Cumhurbaşkanı Erdoğan’ın kesin sözüne rağmen zam kararı alındığına göre Hazine tamtakır ve maliye çok zorda olmalıydı.
Neyse ki, devreye Reis girdi ve sözünü tutacağını gösterdi. Alınan zam kararını yılbaşından sonrasına erteledi. Hatta 25 Ekim günü geçişlerinden zamlı tarifeye göre para kesildiğinden aradaki farkın geçiş yapan vatandaşlara geri ödeneceği de müjdelendi. Böylece “Hazine tamtakır” algısına da izin verilmemiş oldu.
Ama bu olanlar “bir devlet böyle mi yönetilir?” diye düşünmemize yol açtı.

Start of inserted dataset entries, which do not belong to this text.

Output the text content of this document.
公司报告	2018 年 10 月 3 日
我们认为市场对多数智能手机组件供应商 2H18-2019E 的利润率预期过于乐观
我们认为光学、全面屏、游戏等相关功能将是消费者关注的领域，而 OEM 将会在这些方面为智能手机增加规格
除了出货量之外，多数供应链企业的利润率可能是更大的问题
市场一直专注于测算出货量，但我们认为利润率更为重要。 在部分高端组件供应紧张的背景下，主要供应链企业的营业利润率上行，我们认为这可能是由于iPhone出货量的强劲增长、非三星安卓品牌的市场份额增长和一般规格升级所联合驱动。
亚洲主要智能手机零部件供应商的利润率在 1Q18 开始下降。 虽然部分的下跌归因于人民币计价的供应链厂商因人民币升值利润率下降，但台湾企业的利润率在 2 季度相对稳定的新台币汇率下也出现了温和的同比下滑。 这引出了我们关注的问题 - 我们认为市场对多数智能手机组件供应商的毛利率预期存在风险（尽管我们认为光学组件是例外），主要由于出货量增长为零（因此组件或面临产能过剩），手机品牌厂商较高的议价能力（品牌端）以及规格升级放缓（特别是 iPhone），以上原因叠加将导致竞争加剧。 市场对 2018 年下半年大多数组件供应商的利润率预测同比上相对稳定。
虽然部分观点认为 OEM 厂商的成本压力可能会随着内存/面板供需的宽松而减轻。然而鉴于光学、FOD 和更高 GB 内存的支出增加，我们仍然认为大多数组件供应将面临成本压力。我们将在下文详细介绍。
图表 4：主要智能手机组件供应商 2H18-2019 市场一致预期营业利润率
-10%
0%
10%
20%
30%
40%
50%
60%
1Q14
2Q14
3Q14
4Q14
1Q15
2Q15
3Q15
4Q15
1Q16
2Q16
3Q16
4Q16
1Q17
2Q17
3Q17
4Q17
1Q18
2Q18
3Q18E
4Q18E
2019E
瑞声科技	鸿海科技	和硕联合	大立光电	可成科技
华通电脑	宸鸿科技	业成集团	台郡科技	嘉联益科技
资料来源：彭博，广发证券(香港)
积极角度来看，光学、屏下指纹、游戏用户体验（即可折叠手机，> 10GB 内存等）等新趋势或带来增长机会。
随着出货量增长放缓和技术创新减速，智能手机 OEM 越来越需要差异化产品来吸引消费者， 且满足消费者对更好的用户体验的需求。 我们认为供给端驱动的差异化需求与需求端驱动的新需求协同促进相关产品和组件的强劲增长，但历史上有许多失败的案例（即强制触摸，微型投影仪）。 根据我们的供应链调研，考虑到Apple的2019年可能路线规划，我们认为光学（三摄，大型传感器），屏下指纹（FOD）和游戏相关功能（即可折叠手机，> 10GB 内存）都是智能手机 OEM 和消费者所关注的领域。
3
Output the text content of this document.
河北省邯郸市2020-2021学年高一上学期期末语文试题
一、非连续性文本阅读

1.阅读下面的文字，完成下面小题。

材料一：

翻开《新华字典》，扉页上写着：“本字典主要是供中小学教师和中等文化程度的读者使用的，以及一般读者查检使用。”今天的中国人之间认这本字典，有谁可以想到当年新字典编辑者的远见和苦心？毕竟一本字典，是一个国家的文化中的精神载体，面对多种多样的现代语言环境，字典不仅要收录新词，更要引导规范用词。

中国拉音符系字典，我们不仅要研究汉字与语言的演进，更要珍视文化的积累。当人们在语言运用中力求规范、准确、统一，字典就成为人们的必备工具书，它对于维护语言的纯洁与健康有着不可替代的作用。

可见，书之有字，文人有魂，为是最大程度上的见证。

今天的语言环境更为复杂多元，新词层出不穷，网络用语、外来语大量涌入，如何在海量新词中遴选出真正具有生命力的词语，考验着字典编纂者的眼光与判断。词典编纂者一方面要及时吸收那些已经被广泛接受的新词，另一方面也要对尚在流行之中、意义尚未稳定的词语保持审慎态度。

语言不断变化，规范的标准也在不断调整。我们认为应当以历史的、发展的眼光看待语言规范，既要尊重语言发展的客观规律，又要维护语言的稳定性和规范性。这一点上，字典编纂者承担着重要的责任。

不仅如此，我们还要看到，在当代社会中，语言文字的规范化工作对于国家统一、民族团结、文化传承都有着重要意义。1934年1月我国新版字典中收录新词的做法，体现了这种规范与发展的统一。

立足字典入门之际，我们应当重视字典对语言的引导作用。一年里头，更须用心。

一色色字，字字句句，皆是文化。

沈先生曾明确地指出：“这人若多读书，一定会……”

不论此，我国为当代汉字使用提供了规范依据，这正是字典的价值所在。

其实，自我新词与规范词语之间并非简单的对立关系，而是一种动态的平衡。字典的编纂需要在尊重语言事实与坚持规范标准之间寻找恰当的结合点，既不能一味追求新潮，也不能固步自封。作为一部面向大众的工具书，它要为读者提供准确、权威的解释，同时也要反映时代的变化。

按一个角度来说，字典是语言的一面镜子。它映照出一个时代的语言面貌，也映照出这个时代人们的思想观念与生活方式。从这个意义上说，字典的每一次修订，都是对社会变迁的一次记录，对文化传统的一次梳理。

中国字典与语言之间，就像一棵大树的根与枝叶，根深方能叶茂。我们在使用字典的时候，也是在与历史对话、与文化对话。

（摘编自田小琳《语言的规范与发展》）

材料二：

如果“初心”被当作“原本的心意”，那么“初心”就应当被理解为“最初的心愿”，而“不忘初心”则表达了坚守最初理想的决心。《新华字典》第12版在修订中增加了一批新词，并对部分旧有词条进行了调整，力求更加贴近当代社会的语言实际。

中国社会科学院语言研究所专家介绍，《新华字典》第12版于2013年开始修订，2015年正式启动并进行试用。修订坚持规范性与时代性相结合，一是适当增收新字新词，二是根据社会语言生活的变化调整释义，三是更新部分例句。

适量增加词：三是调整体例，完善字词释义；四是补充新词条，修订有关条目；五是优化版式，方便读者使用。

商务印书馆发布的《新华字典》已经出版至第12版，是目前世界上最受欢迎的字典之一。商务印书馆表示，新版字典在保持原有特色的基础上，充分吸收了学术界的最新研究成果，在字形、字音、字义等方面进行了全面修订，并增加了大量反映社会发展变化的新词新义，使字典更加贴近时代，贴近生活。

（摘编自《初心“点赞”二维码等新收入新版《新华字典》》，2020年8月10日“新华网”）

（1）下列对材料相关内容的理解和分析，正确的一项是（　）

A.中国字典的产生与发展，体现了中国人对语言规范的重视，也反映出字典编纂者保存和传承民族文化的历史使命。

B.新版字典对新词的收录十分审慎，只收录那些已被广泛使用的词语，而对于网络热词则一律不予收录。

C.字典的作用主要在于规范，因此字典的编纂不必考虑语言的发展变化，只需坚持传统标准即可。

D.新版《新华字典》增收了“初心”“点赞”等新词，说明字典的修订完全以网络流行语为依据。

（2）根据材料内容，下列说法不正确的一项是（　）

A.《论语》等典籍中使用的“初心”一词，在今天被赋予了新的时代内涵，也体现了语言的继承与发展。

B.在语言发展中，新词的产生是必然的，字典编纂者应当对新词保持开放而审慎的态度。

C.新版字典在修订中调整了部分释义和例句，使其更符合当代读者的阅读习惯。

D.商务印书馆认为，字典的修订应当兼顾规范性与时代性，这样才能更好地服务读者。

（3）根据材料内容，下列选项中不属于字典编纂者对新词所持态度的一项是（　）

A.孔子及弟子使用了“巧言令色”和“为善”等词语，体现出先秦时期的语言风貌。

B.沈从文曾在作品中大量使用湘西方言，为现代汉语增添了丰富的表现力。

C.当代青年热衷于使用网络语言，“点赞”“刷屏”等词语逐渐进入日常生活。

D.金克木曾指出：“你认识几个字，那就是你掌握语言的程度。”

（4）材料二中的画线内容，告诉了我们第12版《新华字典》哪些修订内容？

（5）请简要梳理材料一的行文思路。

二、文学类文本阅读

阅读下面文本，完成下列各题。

***************************
İlkel Bir Yönetim Anlayışı
Karayolları Genel Müdürlüğü’nün duyurduğu otoyol ve köprü geçiş ücretlerine yapılan zamların, uygulanmaya başladıktan sonra, Cumhurbaşkanı tarafından ertelenmesi bir yönetim zihniyetini gösteren örnek bir vakadır. Cumhurbaşkanlığı sistemine geçtikten sonra daha sık yaşadığımız ilkel yönetim uygulamalarından biridir.
CB Erdoğan, zaman zaman, emrinde görev yapan birimlerin, bazı kamu hizmetlerinin fiyatlarını, bazı vergileri artıran kararlarını değiştiriyor. Ya uygulanma tarihini erteliyor veya zam oranlarını düşürüyor. Vatandaşa “kaybettiği eşeğini bulma duygusu” yaşatıyor.
Oysaki olması gereken devletin kurumları içindeki uzmanlar, ihtiyaçlar ve imkanları göz önünde tutan kapsamlı çalışmalar yapar ve getirisi götürüsünden en yüksek seçeneği seçerek uygulamaya koymak üzere onaya sunar.
Üst makamın teknik çalışmanın sonucunu değiştiren müdahalelerinin yanlış olma ihtimali daha büyüktür. Çünkü rakamlara göre değil duygulara göre alınan kararlardır.
Siyasetçiler halkın bu tür duygularına hitap etmeyi severler. Özellikle R.T. Erdoğan bu konuda ustadır.
Erdoğan Emeklilikte Yaşa Takılanlara (EYT) dair “Beni bu yola asla teşvik etmeyin, seçim kaybetsek de yokum” dediğinde teknik çalışmaların etkisinde idi. Fakat seçim yaklaşınca kararı değişti.
“Prensip olarak 20 veya 25 yıl çalışmış bir kişinin çalıştığı süreden çok daha uzun bir dönem emekli maaşı alabileceği sistemin sürdürülebilir olmadığına inanıyoruz” diyordu. Erdoğan, yapılan düzenlemeden sonra, “çalışanlarımızın haklarının teslimi” tanımlaması yaptı.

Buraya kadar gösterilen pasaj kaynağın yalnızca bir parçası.